Llevaba un traje nuevo esa mañana y tomaba un té de pie junto a los ventanales de su piso. Observaba la ciudad con sus inmensos ojos claros, y sonreía dueña de todo.
-¿no hay reunión hoy?-le pregunté notando la ausencia de los oficiales que normalmente custodiaban su estadía
-claro que no, queda una semana para partir. Tienen todos libertad de acción, puedes regresar a dormir si quieres
-mañana es mi exámen
-¿cuál exámen?-se volteó hacia mí dejando la taza sobre la mesita en junto-lo hablamos hace unos días, no necesitas exámen
-me gustaría darlo de todos modos
Ella rió, por algún motivo mi corazón tropezó asombrado. Sin su traje de claustro y el excesivo maquillaje parecía otra mujer, y muy bella. Probablemente me hubiese enamorado de Cheadle en ese momento, pero mi corazón ya estaba ocupado y rápidamente rechazó la opción.
-¿quieres té?
Asentí confortado. Sí, quería hablar, conversar, soltarlo todo sin tener la presión de Kurapika en mi nuca. Quería volver a sentirme real.
Me senté frente a ella en su escritorio y aguardé un poco hasta que me hiciera la primera pregunta. Cheadle estaba curiosa por algún motivo y en sus ojos me decía que era yo el objeto de su admiración.
-tú lo sanaste-me dijo leyendo cada una de mis debilidades y expresiones no verbales que pudieran delatarme
-no sé de qué habla
-de La Rata, Leorio. Estuvo conmigo antes que tú, vino a dejarme el informe del último trabajo que le pedí, y lo vi con mis propios ojos: saludable, sin un rasguño, completamente renovado, incluso parecía más feliz ¿me vas a negar que fuiste tú?
-me pidió el favor, no pude negarme, es mi amigo y quiero lo mejor para él-bebí té intentando ocultar el nerviosismo en mi voz
-dijiste que no estabas seguro de utilizarlo en humanos vivos ¿solo te arriesgaste?

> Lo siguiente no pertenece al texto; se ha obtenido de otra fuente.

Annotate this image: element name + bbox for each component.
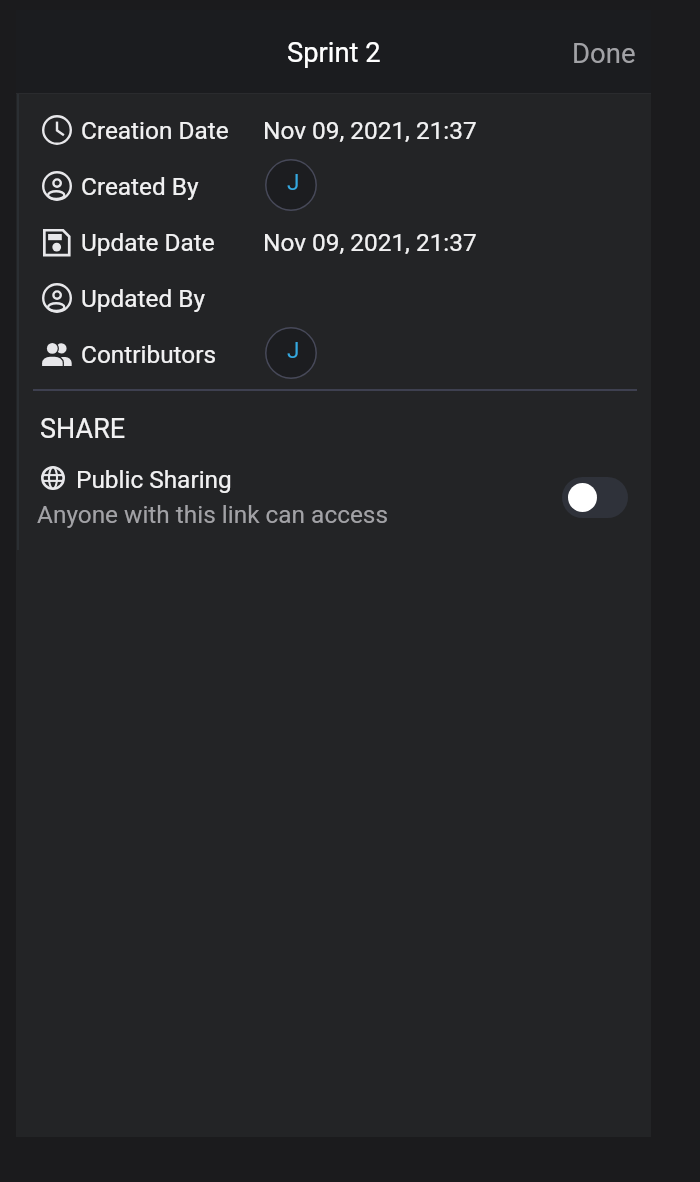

-iba a funcionar, tú lo sabías
-nunca desconfié de tu potencial como arma sanadora, solo temía que no salieras vivo; demanda mucha energía y concentración mental. Me alegra ver que lo lograste y que sigues vivo. Es magnífico, perfecto
Tragué grueso, no estaba acostumbrado a los halagos.
-tenía la esperanza que no calificaras-me dijo soltando un suspiro y se quitó los guantes de tela con suavidad. Llevaba las uñas limadas y pintadas con esmalte transparente, como Kurapika
-¿querías que reprobara?
-sí, quería que te quedaras aquí en la ciudad, estudiando medicina y convirtiéndote en el mejor de todos los tiempos-me sonrió con amargura-ambos lo queríamos
-yo no quería…siempre quise aprobar-exclamé confundido
Cheadle sonrió para sí, en ese momento no logré entender que al decir "ambos" no se refería a ella y a mí, sino a alguien más que se lo había dicho antes.
-eres una de mis mejores cartas-dijo ella terminando su té-quiero que regreses con vida, te pondré en el mejor hospital y siempre tendrás mi voluntad a favor
-¿por qué?
-porque no hay nadie en el mundo que lleve mejor el nombre de Caballero Paladín
Me sonrió nerviosa dejando ver la diferencia de edad que teníamos y su extraña desilusión.
¿Caballero Paladín? ¿A quién se le ocurriría transformar mi apellido en un nombre tan cursi? Era mera coincidencia, yo no era un caballero y no tenía un rey al cual servir y dar mi vida…
Apenas al mediodía ya estaba de vuelta en el hotel, estirado sobre la cama, con la ropa tirada por todos lados y mirando el techo pintado hace poco. Era un buen lugar, mucho mejor que el cuarto en el que vivía Kurapika, y tenía calefacción.
El ventilador girando sobre mi cabeza me obligó a esconderme bajo el edredón, pensando y pensando en él, en sus manos tan estrictamente cuidadas y el mal corte de cabello que le quitaba años haciéndolo parecer un crío de 16.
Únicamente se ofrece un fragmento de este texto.